The Power of Peer Pressure: Using Social Networking to Motivate Positive Behavior Change
How many times have you liked, followed or shared something today? If you are an adult living in America, you have done (or will do) at least one of those activities at least once before day’s end. According to a recent studyby the Pew Research Center, two-thirds of Americans 18+ use social networking sites. Although the majority of social media users are 18 to 29 years of age, usage among people 65 years of age older has tripled within the last decade.
As a health communications specialist, I am excited by this new information. I am excited because social media is continuous, instantaneous and deeply personal. And because of the personal nature of the medium, it is easy to believe everything we read and see. A meme, a shared article-whatever it is—if it’s in our feed we tend to engage with it. This means that healthcare organizations, should create content that is of course accurate, but more importantly, sticky. Your infographic, videos and blog posts have to be created in such a way that people want to share them.
Social media can create awesome opportunities to build awareness and spark change on an individual level- remember the ALS Ice Bucket Challenge? If our friends and family members are really into cat videos, charities or specific topics-we tend to notice them more and share them. So what does this mean for your organization? It means that there is value in using social media to motivate healthy behavior change with your patients, members and employees. Peer driven content can help foster a sense of community and develop individual self-efficacy through demonstration. Think about your friend who has been documenting his or her weight-loss journey. Those before and after photos and chia seed smoothies may not make you jump up from your couch-but they may cause you to at least think about making some changes in your routine (and that’s a start).
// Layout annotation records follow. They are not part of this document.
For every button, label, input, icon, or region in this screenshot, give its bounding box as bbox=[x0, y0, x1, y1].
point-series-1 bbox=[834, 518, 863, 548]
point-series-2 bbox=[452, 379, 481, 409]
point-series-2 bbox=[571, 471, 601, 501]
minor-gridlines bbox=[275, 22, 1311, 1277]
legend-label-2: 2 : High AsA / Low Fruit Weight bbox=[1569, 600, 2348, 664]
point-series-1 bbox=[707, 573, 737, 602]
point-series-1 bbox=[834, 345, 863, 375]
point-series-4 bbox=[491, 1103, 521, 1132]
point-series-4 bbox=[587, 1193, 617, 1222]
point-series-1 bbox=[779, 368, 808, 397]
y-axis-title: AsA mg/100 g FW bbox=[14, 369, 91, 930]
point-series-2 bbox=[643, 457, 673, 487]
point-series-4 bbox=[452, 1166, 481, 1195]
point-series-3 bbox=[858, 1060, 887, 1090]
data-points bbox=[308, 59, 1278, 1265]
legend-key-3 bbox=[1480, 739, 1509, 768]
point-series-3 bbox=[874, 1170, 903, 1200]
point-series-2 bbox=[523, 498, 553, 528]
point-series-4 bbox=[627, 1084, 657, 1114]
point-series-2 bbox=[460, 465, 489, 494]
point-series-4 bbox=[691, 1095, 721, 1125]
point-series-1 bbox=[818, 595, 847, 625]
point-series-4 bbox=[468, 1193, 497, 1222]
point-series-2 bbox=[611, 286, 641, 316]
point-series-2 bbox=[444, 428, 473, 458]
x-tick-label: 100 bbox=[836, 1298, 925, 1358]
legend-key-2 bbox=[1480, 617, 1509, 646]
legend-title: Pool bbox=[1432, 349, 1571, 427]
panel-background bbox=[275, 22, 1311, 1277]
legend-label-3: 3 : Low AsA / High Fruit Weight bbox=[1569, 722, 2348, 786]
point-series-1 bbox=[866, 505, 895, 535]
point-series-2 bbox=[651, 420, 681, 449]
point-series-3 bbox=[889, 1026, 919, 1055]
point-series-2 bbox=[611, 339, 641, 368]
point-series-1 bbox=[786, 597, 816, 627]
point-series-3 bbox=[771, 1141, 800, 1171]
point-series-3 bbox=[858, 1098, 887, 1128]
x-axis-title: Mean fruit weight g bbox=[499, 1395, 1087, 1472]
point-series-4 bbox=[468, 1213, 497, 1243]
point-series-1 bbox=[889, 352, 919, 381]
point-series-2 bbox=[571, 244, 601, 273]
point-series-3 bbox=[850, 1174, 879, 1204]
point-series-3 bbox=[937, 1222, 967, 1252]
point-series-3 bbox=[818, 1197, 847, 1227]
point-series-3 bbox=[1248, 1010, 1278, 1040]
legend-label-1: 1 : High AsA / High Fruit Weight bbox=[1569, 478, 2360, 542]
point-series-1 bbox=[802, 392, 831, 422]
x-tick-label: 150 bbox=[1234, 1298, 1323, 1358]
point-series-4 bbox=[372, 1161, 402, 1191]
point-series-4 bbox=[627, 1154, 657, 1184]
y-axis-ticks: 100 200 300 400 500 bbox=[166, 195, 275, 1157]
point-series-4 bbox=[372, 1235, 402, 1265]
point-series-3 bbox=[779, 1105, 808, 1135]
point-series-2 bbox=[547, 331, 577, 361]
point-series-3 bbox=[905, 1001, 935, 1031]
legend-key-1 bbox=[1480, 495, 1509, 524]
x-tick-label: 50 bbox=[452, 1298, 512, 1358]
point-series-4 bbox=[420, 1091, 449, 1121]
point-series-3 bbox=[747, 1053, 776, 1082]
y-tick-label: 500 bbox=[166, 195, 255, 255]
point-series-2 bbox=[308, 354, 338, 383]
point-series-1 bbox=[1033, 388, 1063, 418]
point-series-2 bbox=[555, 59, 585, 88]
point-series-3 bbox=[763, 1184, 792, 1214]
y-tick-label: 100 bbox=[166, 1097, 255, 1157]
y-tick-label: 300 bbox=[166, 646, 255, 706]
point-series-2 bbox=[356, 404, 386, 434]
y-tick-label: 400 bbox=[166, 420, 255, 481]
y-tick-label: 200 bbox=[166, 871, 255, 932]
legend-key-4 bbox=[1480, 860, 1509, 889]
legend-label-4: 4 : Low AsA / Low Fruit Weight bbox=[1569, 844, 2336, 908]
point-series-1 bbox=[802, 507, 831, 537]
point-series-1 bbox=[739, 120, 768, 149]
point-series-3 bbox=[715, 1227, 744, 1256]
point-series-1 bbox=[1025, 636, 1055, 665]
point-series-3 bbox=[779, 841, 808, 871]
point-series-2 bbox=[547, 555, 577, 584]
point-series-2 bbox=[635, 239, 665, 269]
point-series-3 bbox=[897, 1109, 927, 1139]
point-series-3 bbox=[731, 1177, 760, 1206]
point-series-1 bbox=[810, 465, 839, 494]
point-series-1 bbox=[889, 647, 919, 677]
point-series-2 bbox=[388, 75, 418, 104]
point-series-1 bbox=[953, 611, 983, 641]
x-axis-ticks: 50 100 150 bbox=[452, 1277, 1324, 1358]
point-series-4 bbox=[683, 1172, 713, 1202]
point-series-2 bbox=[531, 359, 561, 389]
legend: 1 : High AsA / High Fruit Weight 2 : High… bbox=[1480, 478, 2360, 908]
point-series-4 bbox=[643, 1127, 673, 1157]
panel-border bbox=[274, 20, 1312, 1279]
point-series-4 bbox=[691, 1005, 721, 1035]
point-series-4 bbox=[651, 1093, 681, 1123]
Social media should also be used to encourage members to share what they know with their online “communities” in hopes they will empower themselves and their peers. In fact, peer lead support has been shown to:
- Improve patient self-efficacy
- Increase patient knowledge of chronic conditions
- Improve self-reported health status, and self-care skills including medication adherence
- Reduce the use of emergency services
Creating peer and social communities can give patients the opportunity to share and seek out correct health information that they can share with their healthcare team. For instance, social sites like patientslikeme.com and 23andme.com are popular because they are focused on bringing people together around a common topic. Members are encouraged to share their personal experiences, which can help them feel like they are a part of a larger community-and that they still belong.
A Few Helpful Tips to Get Started
When it comes to creating health related content for social media, it’s important not to make assumptions about your target audience. Not all baby boomers prefer print and not all young adults only prefer videos. Keep in mind that social media mediums canchange rapidly. As soon as we figure out how to snap our chats a new platform will have emerged. How do you keep up? Here’s how:
- Take the temperature of your organization, of your population. What social media platforms are your patients using now? Go there.
- Don’t stray too far from who you are. People use social media to connect and find a place to belong. Create content that is fact based and easy to digest. Link to other organizations that have figured it out. Be genuine.
- Plan as much as you can- but be flexible. Although social media by nature is supposed to be spontaneous- create a content calendar and try to stick to it. If you want to focus skin cancer prevention topics during the month of July, go ahead and do so. Leverage one message across all of your social media platforms but be open to impromptu messages that could be valuable or interesting to your population.
- Offer features that encourage conversation and connection.
Create opportunities for your members to connect with experts on popular topics through twitter chats, forums and live videos. Lead a moderated discussion with a registered nurse health coach or other engaging health professional; allow members to asks questions and offer opportunities to develop a deeper connection with your content and organization. Doing so may mean changing how your members feel and what they think about their condition(s).